During my visit to the Clara Barton Missing Soldiers Office Museum in Washington DC, I came across a picture that surprised me in an exhibit about conditions in the city during the Civil War. Taken sometime between 1862 and 1865, the photo shows officers from the U.S. Treasury Battalion in front of a partially completed Washington Monument.

I’d already been on the hunt that day for the first Lincoln memorial in DC, and seeing this picture made me think there was probably a rich history behind the efforts to memorialize George Washington as well since this photo was taken over sixty years following his death.

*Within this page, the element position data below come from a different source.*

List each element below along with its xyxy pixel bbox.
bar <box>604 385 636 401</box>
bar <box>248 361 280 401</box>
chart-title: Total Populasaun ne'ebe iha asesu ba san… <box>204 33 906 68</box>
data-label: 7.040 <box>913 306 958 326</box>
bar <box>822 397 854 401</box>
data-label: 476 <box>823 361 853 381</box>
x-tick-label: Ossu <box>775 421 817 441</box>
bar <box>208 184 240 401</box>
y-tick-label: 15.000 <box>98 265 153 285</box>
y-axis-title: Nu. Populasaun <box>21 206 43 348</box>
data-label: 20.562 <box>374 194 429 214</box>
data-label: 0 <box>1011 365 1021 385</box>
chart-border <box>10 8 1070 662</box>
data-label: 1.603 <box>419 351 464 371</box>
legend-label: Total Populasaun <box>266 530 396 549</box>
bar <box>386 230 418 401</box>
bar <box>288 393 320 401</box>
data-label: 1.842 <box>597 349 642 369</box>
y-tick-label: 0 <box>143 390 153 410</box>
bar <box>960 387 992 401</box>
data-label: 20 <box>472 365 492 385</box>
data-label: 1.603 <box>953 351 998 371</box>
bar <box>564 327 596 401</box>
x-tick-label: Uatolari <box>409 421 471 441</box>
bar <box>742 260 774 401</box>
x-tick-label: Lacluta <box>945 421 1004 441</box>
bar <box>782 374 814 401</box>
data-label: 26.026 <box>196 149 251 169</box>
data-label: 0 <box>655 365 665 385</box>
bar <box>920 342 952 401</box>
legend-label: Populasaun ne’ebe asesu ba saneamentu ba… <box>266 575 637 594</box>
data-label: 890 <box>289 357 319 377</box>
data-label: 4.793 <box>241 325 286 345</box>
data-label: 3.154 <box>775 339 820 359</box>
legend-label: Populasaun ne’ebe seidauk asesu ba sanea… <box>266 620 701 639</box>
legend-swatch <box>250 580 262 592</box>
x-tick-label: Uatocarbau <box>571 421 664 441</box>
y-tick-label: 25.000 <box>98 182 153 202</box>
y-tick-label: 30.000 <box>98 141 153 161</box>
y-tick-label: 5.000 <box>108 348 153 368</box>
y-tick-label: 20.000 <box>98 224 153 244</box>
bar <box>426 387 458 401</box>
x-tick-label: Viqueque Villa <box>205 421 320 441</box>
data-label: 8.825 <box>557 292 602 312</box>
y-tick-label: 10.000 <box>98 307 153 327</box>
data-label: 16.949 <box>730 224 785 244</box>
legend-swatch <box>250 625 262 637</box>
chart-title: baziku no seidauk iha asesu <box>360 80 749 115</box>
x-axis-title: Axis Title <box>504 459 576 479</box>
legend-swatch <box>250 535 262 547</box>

I turned to my first source, Wikipedia, which had a ton of information, and then I found a more compact summary by the National Park Service. My TL;DR, the monument was initially backed by a private organization called the Washington National Monument Society (WNMS), and the first phase of construction took place 1848-1854. When members of the Know Nothing party took control of the leadership of WNMS, other funders backed out and the operation went bankrupt. Wikipedia describes a period of a few years where two versions of the WNMS existed side by side, one that was controlled by the Know Nothings and the other by the people who rejected the Know Nothings’ leadership. Eventually, the Know Nothings gave up their hold.
No progress was made on the monument during the Civil War because the country’s attention and finances were focused on the conflict. It does seem symbolic that while the United States was reckoning with it’s foundational principle of liberty the Washington Monument sat incomplete.
In 1876, monument construction resumed as a public endeavor, and the monument was dedicated in 1885.
The final monument was quite different from what architect Robert Mills initially envisioned. He died in 1855 and thus never saw the obelisk fully constructed let alone his original plan which called for the obelisk to rise out of a grand building:

I love the mashup of the Greek and Egyptian influences in this original design. The equestrian statue on top of the colonnade reminds me of a similar figure that topped the Mausoleum at Halicarnassus, one of the seven wonders of the ancient world, and the monument that gave mausoleums their name (that memorial was dedicated to King Mausolus).
Do you prefer Mill’s original design to the obelisk that stands in Washington today?
Another Washington Monument
After spending a few days in DC, we traveled to Baltimore. Driving to dinner one night, we passed Baltimore’s Washington Monument on Mt. Vernon Place, which I’d taken some beautiful sunrise photos of from a hotel room a few years earlier. Seeing the monument again on our ride, I was struck by how similar it looked to Mill’s original plan for DC’s Washington Monument (a large column protruding from a building). Sure enough, Mills designed the Baltimore one before he received the DC commission.
I like the original design much better!